入院していた病院の人、入所していた介護施設の人、民生委員、自治会長、会社の同僚、友達、知人、近所の人など、証明してくれる人に第三者証明欄を記入してもらいましょう。

(ちなみに、よっぽど疑わしいとかでなければ、証明してくれた人に確認することはありません。)

 

注意点

第三者証明欄の日付は、生計同一申立書の表面の申立年月日以降の日付でないと、書類不備となってしまうので注意が必要です。

申立年月日よりも証明年月日が前の日付だと、証明をもらった後で生計同一申立書を記入したことになってしまうので、書類不備になります。

 

証明年月日は、申立年月日と同じ日付か、申立年月日より後の日付でないといけないので、生計同一申立書を記入してから、第三者に証明をもらうようにしましょう。

注意点

死亡者が入院していた病院や、死亡者が入所していた介護施設など、法人に第三者証明をしてもらう場合は、証明してくれた人の名前と役職名の記入が必要となります。

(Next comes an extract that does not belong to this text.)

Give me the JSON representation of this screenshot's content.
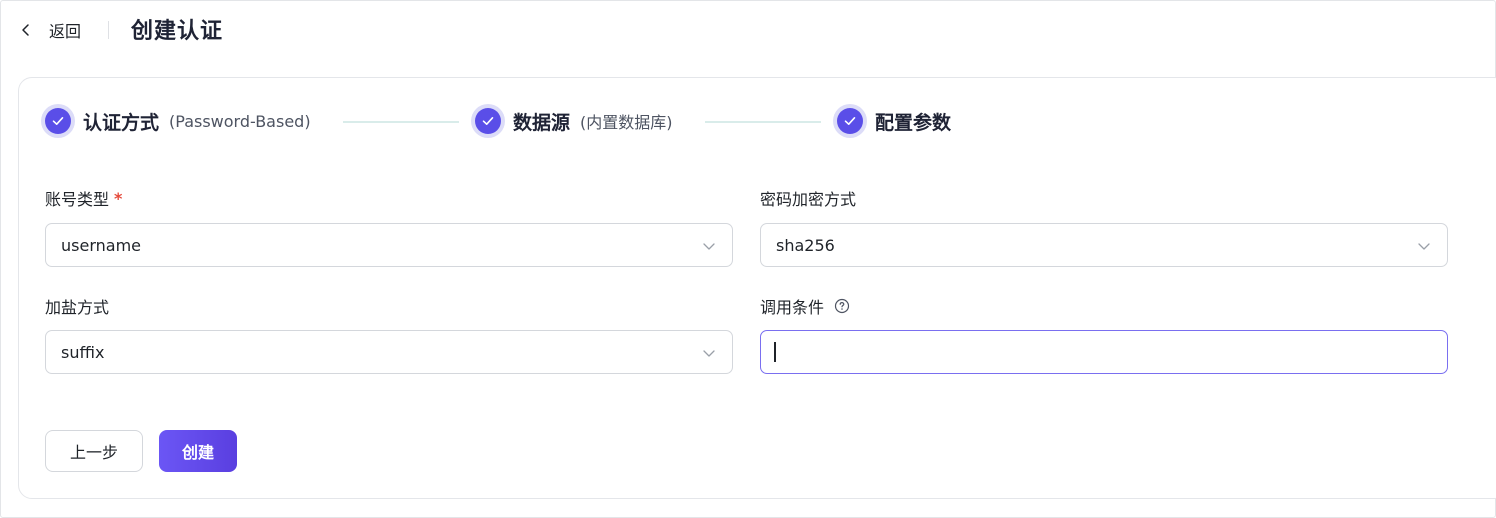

法人印を押してもらった場合も、忘れずに役職名を記入してもらいましょう。

 

 

生計同一関係を証明する書類を添付する場合は、下記の物を生計同一申立書に添付しましょう。(日本年金機構のサイトより引用)

※添付する書類によっては、生計同一関係が認めてもらえない可能性があるので、第三者証明欄に証明をもらう方が無難です。

 

以上で、住民票上別住所になっていて、実際に別居していた場合の書き方の説明は、終わりです。

 

 

おわりに

以上で、遺族年金請求書・未支給年金請求書に添付する生計同一関係に関する申立書(配偶者・子用)の書き方の説明は終わりです。お疲れ様でした。